Intel is hitting the AI problem with too many sticks
If there’s one company that has all the potential in resources, market share, and developer relationships to break NVIDIA’s dominance in AI, it’s Intel. However, we find that the green company seems to be the one that is benefiting from the boom in deep learning with the boom in services based on these technologies. The reason? Simple, all the applications use CUDA libraries that need NVIDIA hardware to work, they have even come out with their own CPU, based on ISA ARM and under the name Grace, to displace Intel and AMD from specialized data centers.
However, all success, although it is based on your own work, also has to do with luck and this sometimes comes with the missteps of your rivals. And honestly Intel in AI is just the perfect example of having the house disunited and facing each other, too many proposals that are not compatible with each other and some even competing in the same space.
Although it is best to list them so that you can see all the existing mess:
- AI-intensive AVX-512 instructions that run on some Xeon and Intel Core processors.
- Now without leaving the CPU, we have the AMX units, which are Tensor-type cores but in the CPU.
- And if you are referring to Tensor-type cores, we can also find them in Intel ARC with the name of XMX.
- We can also use Intel FPGAs for this.
- All of this without mentioning the multiple chips specialized in Deep and Machine Learning that they have been developing.
As you can see, there are too many bets to solve a single problem, to execute AI algorithms, be it on a computer, a workstation or a server.
OneAPI as a solution to Intel’s problems
Instead of looking for a unified hardware solution, nothing else occurred to them than to create a universal development API that they have called OneAPI and that encompasses all types of hardware created by the company co-founded by the late Gordon Moore. Basically, what they have done is launched into a fight between the different existing hardware options that will already be the end users who make the option. In other words, it is a cruel game of the chair where little by little the different solutions proposed for the AI will be dismounted until only one of them remains.

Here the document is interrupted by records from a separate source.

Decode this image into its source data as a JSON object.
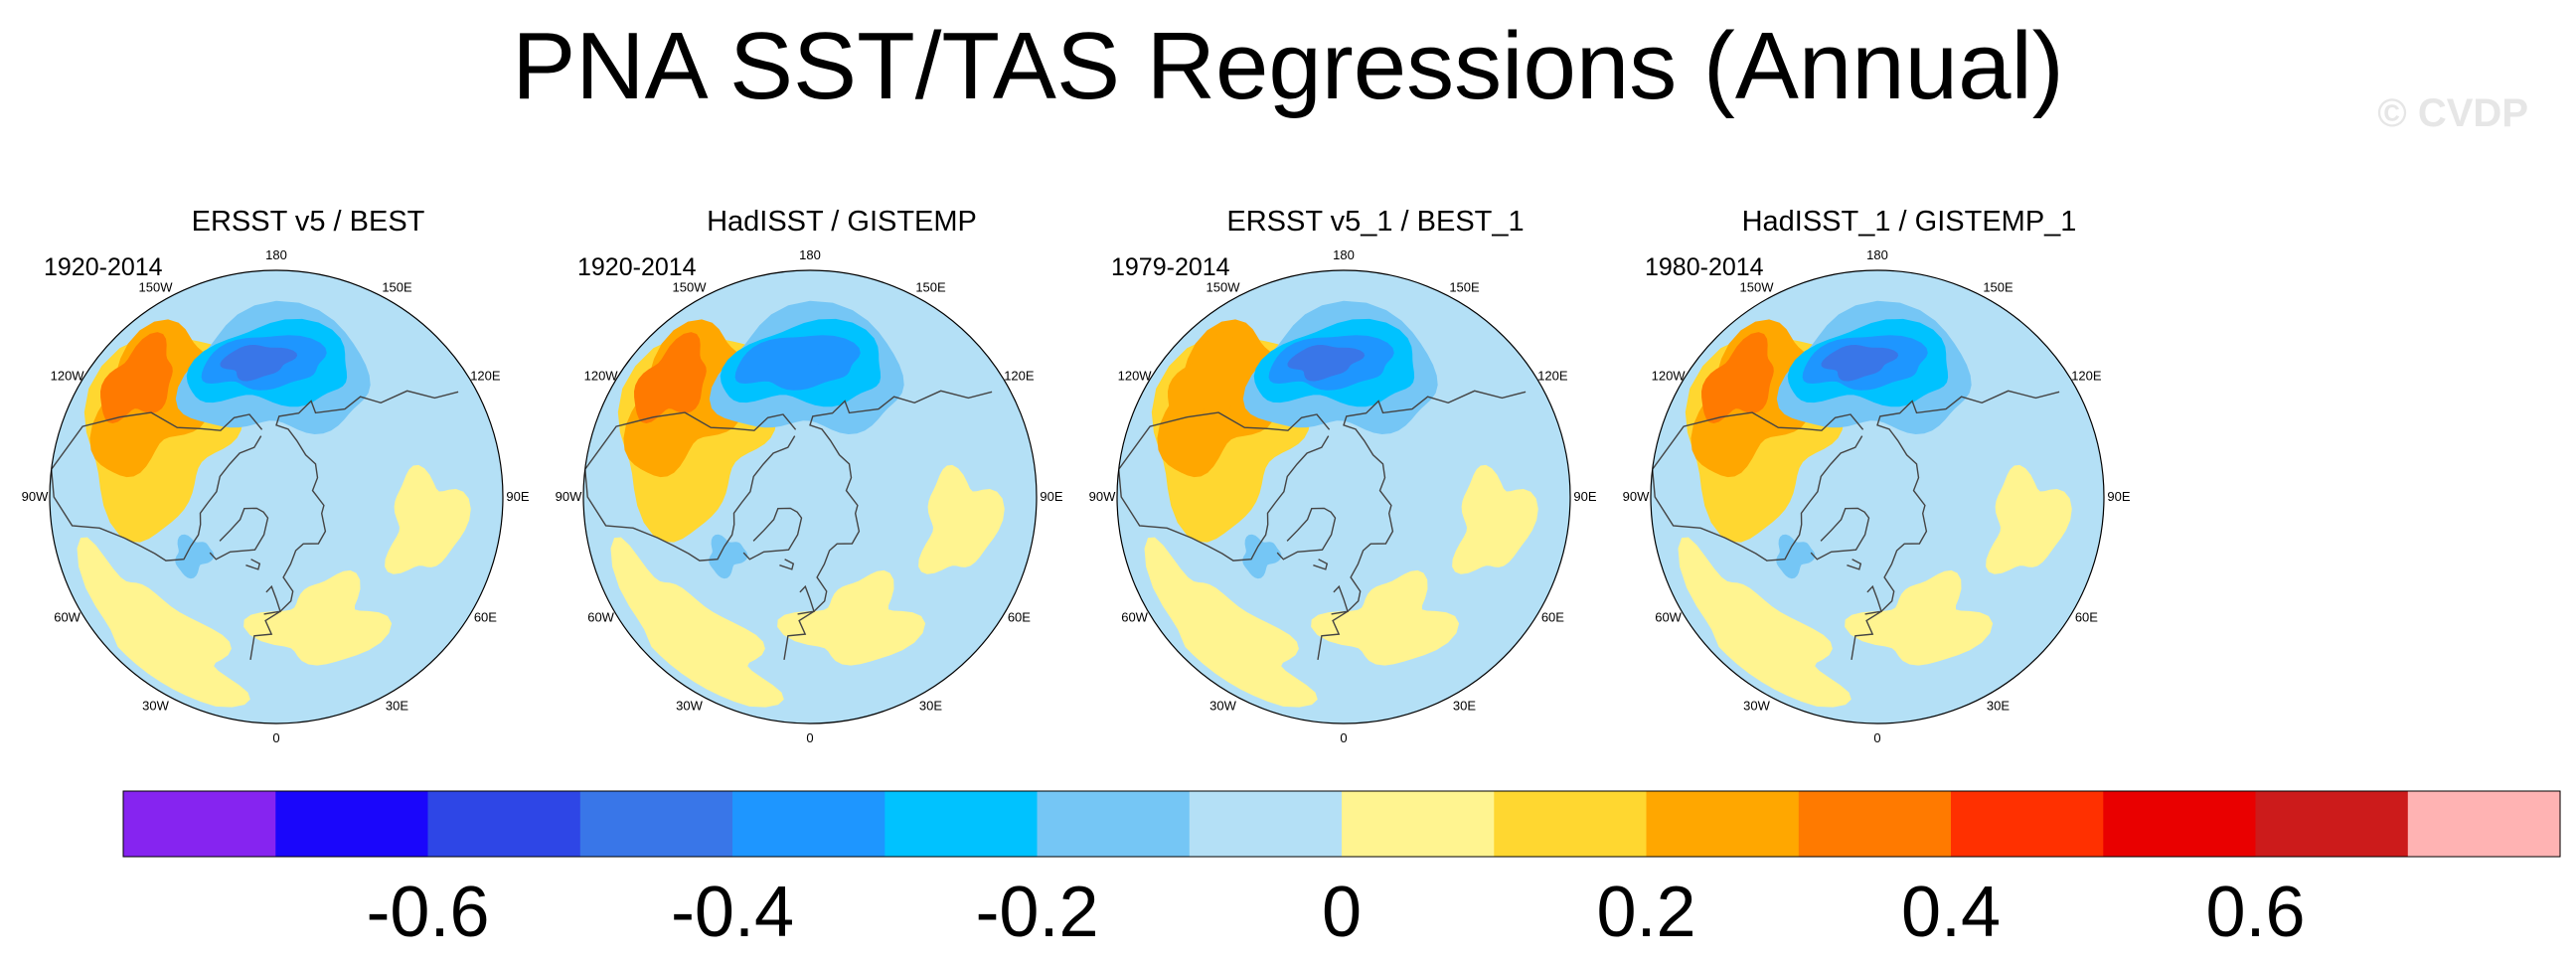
{
  "title": "PNA SST/TAS Regressions (Annual)",
  "watermark": "© CVDP",
  "chart_data": {
    "type": "heatmap",
    "projection": "polar-stereographic-north",
    "longitude_labels": [
      "180",
      "150E",
      "120E",
      "90E",
      "60E",
      "30E",
      "0",
      "30W",
      "60W",
      "90W",
      "120W",
      "150W"
    ],
    "panels": [
      {
        "title": "ERSST v5 / BEST",
        "period": "1920-2014",
        "pacific_anomaly": -0.45,
        "na_anomaly": 0.25
      },
      {
        "title": "HadISST / GISTEMP",
        "period": "1920-2014",
        "pacific_anomaly": -0.4,
        "na_anomaly": 0.28
      },
      {
        "title": "ERSST v5_1 / BEST_1",
        "period": "1979-2014",
        "pacific_anomaly": -0.42,
        "na_anomaly": 0.22
      },
      {
        "title": "HadISST_1 / GISTEMP_1",
        "period": "1980-2014",
        "pacific_anomaly": -0.45,
        "na_anomaly": 0.26
      }
    ],
    "colorbar": {
      "levels": [
        -0.7,
        -0.6,
        -0.5,
        -0.4,
        -0.3,
        -0.2,
        -0.1,
        0,
        0.1,
        0.2,
        0.3,
        0.4,
        0.5,
        0.6,
        0.7
      ],
      "tick_labels": [
        "-0.6",
        "-0.4",
        "-0.2",
        "0",
        "0.2",
        "0.4",
        "0.6"
      ],
      "colors": [
        "#8624f0",
        "#1a06fb",
        "#2e46e6",
        "#3976e8",
        "#1e96ff",
        "#00c2ff",
        "#75c6f5",
        "#b4e0f6",
        "#fff490",
        "#ffd730",
        "#ffa700",
        "#ff7a00",
        "#ff3000",
        "#e90000",
        "#cc1b1b",
        "#ffb3b3"
      ]
    }
  }
}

Guide to shooting yourself in the foot
It has long been shown that the base architecture used in GPUs with a few changes are excellent processors for AI, not only that, but also when using high-bandwidth memories and it is important due to the fact that to be able to Sustaining the computing capacity of this type of units requires really large bandwidths. The big problem comes when the CPUs usually have RAM that is more optimized for latency than for bandwidth, and the latter is key to the huge number of operations for the AI.
So much so that Intel in the case of its Sapphire Rapids, in order to take advantage of the AMX units found in the 56 Golden Cove cores inside, need to use HBM memory. On the other hand, if you are wondering why there is no ARC A790 with a higher number of cores, this is why. They have wanted the entire commitment to AI in servers to depend on the sale of these processors, since that is Intel’s main business.
However, there is a reason why using a GPU works better, not just because NVIDIA has proven it, but rather because the operations and instructions used in the AI are extremely simple. This allows them to be placed seamlessly on a GPU core that is much smaller. The case is a graphics chip with 56 cores, it would cost much less than a processor of that size. Just look at how mammoth Sapphire Rapids is.
A graphics card can be placed in any computer
Continuing with the previous argument, we come across the fact that if you want to work in any discipline related to AI on a PC, all you have to do is buy a graphics card. That’s why Intel’s AI strategy is flawed. Not everyone has the means or the resources to set up a high-calibre server or workstation. But the best thing is to put ourselves in a situation, the official price in dollars of the Intel Xeon 9480 Max is approximately 12,000 euros and only the CPU, as you can understand, are not for the user who uses a normal computer.
The idea behind the fourth generation Xeon is simple: why would you want a graphics card to run the inference algorithm if you have a CPU with the necessary units for it? The problem comes when another division of Intel itself was developing a GPU for the same purpose.